I wish that were the end of this little story. It's not. You know how Dumbo thought he needed to have that feather in his trunk to make him fly? Well, believing that she had some control over what was happening in her body by controlling her diet made Tessa feel safe and protected. When Guy and I cooked for her and provided special items from expensive little stores, her stress was reduced because she felt well cared for.
Her Dumbo feather is gone now.
Had I known what it would do to her to take away her belief that she had total control, I would have kept her on the gluten and dairy free diet forever. Her stress has shot up. She worries about things that are coming, good or bad. She panicked as Christmas got closer and closer, and she couldn't even say why. "Because it's coming and I'm worried but I don't know why," She said.
It is going to be a process to teach Tessa how to deal with her stress. Her tummy troubles have increased ten fold. She cries a lot more now, and isn't able to do some of the things she used to do, like visiting with Santa.

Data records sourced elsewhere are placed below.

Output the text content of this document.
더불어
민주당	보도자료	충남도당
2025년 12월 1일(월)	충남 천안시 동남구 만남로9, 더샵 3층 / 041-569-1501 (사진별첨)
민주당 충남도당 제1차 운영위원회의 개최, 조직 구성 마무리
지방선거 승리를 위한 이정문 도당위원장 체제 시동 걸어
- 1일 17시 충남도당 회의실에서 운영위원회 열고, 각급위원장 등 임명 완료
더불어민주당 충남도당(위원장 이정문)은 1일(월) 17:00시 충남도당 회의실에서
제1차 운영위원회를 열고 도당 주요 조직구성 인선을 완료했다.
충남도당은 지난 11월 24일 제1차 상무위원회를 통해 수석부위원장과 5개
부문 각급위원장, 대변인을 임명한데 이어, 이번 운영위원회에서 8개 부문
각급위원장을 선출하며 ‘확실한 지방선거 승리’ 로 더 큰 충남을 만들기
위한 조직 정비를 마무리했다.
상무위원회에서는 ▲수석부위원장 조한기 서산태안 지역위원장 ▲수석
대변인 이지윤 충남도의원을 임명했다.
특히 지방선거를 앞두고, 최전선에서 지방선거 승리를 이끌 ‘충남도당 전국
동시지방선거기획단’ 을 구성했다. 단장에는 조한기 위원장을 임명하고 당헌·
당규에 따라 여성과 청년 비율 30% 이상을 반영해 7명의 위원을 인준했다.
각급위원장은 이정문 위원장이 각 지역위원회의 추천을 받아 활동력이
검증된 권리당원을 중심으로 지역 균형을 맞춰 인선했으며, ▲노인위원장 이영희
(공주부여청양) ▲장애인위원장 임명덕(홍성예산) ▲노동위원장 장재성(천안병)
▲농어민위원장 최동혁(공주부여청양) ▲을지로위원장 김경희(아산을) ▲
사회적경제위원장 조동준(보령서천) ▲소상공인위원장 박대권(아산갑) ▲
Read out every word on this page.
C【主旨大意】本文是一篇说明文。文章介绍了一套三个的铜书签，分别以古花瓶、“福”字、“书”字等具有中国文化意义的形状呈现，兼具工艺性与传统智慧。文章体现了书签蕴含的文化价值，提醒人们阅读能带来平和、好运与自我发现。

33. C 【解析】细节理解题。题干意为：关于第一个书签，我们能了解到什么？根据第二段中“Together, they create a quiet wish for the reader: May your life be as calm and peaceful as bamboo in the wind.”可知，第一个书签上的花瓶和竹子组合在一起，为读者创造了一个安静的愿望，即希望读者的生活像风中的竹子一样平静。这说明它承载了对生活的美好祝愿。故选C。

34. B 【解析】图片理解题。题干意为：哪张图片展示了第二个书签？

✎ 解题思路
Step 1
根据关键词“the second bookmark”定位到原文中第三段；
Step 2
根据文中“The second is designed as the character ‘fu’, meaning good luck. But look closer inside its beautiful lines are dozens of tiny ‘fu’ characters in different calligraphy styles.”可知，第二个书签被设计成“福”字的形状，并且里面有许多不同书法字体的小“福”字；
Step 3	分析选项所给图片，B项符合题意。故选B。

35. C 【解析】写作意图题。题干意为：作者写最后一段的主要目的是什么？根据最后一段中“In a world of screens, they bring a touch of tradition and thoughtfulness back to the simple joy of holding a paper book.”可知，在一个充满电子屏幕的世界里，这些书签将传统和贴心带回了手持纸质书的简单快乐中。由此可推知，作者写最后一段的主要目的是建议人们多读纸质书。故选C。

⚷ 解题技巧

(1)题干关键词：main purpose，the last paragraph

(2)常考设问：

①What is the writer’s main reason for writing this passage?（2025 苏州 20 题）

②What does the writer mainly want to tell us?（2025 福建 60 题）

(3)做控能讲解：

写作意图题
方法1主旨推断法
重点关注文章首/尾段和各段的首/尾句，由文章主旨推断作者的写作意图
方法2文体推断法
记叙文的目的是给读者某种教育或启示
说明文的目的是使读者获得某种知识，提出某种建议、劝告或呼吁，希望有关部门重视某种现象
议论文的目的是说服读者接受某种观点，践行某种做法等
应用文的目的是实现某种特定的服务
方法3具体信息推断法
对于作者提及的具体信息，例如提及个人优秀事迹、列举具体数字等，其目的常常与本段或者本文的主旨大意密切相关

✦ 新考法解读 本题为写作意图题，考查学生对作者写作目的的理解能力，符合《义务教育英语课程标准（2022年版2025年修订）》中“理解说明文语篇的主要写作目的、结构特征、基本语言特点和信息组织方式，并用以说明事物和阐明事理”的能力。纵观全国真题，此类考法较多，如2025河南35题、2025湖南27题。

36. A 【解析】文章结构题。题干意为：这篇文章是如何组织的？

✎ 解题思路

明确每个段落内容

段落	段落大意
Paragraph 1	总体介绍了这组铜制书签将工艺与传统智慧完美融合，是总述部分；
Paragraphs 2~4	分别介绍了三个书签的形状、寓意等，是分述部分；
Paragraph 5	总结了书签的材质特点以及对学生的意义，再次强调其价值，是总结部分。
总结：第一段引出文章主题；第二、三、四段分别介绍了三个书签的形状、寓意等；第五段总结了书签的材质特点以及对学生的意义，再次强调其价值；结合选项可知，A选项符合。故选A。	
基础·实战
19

We try to strike a balance between offering compassion and telling her, "You're fine, suck it up." Of course I would never actually say that (okay, maybe under my breath from the other room), but I also don't want to show undue attention to the problem, reinforcing her belief that indeed there is something to be worried about. Still, a natural born worrier myself, I know that sometimes what I need to hear most is simply, "It's okay, you're going to be okay."
And eventually, I'm sure it will be.